Becky Chinchen isn’t your typical Daystar Alumni. In fact, she didn’t graduate from Daystar at all. But Daystar University played an integral role in the birth of Amani ya Juu, a social enterprise that touches the lives of thousands of refugee women.
Becky, her husband, and their four daughters were missionaries in Liberia when civil war broke out. They were forced to flee, becoming refugees themselves. They relocated to Kenya in hopes to start their ministry there. Becky enrolled in three master’s level classes at Daystar University in order to learn more about their new home and country. One of the classes she took was Community Development and the Church. Becky said, “We had an assignment to create our own community development project and I found myself at a loss because I didn’t do healthcare or agriculture or water.” So she decided to focus on what came naturally to her: textiles + refugees, with a focus on peace and reconciliation. “Because really, it doesn’t matter if we’re refugees or not, we all have this brokenness. We live in a broken world and we’re all in need of healing.”

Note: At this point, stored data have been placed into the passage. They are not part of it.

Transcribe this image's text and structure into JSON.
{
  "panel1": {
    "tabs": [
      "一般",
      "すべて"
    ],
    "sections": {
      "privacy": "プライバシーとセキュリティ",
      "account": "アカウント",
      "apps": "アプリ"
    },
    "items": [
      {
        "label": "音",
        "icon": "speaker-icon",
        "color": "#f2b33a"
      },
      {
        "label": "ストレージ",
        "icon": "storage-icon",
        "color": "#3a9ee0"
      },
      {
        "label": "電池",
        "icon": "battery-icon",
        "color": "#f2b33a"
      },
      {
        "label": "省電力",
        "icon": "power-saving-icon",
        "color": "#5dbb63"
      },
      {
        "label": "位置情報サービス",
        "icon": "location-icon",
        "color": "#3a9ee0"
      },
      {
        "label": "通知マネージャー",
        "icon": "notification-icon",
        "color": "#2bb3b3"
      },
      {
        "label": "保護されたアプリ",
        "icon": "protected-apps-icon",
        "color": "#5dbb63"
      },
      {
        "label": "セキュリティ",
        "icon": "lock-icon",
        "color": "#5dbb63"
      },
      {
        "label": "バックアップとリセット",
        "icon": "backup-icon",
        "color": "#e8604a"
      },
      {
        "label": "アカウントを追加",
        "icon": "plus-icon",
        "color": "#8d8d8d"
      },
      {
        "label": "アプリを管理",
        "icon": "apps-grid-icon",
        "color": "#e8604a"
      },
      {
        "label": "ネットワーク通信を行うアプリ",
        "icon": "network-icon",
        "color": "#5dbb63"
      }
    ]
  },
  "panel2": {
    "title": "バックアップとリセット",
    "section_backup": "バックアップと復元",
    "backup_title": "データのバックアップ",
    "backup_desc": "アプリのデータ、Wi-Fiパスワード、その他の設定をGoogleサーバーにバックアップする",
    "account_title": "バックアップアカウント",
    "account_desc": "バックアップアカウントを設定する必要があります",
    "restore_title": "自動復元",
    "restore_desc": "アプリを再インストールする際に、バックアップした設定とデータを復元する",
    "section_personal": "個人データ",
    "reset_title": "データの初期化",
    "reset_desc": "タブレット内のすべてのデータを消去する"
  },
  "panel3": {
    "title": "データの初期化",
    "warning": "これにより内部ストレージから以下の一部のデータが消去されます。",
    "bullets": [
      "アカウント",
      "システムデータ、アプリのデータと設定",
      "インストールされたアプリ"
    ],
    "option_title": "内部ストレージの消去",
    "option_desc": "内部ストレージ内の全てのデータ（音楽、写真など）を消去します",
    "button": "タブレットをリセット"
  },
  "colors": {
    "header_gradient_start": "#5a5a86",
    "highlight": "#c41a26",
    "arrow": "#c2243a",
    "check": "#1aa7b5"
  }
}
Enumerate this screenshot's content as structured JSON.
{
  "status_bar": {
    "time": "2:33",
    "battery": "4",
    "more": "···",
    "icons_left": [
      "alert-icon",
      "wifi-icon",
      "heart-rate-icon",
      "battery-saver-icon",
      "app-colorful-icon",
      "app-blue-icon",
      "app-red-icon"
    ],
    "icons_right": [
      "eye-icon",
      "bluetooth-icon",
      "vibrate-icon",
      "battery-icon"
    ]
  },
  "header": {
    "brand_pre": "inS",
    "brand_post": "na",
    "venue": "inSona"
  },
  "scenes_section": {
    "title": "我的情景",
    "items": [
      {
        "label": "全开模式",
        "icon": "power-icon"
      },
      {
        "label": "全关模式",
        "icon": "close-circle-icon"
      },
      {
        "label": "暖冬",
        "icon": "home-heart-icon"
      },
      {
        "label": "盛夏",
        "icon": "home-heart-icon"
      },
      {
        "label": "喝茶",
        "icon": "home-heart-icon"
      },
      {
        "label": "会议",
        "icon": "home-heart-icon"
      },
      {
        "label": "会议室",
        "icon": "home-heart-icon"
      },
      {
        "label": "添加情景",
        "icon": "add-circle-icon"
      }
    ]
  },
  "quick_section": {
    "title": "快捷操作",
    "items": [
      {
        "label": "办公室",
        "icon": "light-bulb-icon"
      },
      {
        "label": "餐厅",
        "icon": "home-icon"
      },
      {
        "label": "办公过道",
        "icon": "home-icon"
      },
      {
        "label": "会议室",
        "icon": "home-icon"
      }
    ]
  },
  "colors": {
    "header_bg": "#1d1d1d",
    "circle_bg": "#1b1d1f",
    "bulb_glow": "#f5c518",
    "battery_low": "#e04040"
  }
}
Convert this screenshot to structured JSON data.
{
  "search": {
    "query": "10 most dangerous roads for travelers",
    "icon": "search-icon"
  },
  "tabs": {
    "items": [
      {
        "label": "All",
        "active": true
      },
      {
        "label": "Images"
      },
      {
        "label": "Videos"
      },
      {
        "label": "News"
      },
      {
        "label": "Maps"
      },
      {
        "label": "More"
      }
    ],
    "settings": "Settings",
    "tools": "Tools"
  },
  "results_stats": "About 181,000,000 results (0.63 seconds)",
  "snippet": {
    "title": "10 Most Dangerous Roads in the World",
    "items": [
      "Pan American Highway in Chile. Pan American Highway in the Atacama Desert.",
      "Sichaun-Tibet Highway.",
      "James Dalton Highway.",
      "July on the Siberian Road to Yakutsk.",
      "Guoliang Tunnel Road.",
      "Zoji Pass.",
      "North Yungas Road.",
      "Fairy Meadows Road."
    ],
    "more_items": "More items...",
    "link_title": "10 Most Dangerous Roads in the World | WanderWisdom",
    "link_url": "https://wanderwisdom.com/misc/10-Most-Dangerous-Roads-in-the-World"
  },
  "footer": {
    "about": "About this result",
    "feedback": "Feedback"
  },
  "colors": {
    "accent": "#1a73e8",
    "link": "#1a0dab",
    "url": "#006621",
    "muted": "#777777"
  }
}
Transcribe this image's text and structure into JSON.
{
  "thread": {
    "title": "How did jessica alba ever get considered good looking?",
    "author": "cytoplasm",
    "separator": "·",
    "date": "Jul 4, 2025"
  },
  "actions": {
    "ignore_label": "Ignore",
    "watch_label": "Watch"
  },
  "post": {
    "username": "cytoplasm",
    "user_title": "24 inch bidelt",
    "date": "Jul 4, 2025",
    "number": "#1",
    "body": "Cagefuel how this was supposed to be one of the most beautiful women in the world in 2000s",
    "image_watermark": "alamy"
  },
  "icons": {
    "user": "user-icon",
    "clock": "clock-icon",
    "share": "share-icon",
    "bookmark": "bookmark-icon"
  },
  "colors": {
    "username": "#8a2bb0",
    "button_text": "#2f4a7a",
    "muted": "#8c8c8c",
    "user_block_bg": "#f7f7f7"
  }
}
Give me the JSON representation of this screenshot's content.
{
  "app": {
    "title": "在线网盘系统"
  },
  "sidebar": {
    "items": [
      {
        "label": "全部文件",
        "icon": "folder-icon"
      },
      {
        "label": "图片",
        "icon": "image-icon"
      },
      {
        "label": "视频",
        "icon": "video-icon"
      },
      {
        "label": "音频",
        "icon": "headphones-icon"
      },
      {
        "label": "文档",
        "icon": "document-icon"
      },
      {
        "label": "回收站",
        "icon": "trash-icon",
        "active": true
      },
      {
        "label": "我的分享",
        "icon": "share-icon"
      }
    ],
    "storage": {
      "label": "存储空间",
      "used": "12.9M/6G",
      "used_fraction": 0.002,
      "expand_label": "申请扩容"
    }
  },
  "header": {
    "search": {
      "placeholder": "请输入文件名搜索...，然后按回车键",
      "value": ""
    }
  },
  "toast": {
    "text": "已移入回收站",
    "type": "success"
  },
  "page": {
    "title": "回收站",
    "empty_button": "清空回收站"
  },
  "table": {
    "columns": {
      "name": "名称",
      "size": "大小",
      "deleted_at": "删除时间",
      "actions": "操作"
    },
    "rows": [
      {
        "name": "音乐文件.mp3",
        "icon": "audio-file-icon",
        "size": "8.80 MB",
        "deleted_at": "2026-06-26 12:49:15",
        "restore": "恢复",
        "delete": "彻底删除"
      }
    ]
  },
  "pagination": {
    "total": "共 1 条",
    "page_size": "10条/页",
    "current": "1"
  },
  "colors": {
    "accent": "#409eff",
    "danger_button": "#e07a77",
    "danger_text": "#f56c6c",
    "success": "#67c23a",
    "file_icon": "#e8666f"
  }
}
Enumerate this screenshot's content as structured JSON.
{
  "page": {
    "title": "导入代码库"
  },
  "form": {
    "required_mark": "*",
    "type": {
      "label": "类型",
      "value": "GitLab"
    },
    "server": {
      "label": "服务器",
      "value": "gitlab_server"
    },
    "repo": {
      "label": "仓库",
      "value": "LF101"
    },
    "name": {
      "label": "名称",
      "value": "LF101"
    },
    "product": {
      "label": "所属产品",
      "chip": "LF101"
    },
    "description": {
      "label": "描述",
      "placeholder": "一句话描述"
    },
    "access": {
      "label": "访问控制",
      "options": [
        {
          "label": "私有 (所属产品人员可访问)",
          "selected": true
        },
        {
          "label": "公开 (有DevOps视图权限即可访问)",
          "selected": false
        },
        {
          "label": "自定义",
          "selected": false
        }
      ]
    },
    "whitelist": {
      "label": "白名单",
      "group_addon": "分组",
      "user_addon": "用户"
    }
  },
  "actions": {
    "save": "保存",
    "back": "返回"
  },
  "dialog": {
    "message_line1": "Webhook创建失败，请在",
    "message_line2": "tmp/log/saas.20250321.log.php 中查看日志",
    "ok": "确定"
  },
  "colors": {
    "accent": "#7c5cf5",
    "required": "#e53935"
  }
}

After turning in her paper and completing the course, Becky had no intention of implementing her project. But when she heard of some refugee women in need of work, she decided to put her project into action. With a personal loan of $500, the women began making place mats in Becky’s home in Nairobi and selling them at hotels, events, and local shops. Through the blend of ministry and business Amani ya Juu emerged as a holistic economic enterprise.
“And the rest is history,” Becky said. Amani ya Juu, meaning ‘peace from above’, provides a safe community for refugee women where they can heal from the wounds of their past, learn valuable skills, and make lasting friendships. The women at Amani ya Juu experience God’s peace and the profound difference it makes in their lives.
"Learning from an African professor at Daystar University was a huge part of the success of Amani."
"Learning from an African professor at Daystar University was a huge part of the success of Amani," Becky said. The seeds of peace that were first sown in the Nairobi center have continued to spread and multiply. As women returned to their home countries or repatriated to new homelands, they take Amani with them. A presence of peace has been established in numerous cities, countries and communities, wherever women with a vision of peace have gone –Kakuma Refugee Camp, Rwanda, Maasailand, Burundi, Somali Eastleigh, Mathare slums, Gulu Uganda, Liberia, Washington DC, Chattanooga and more.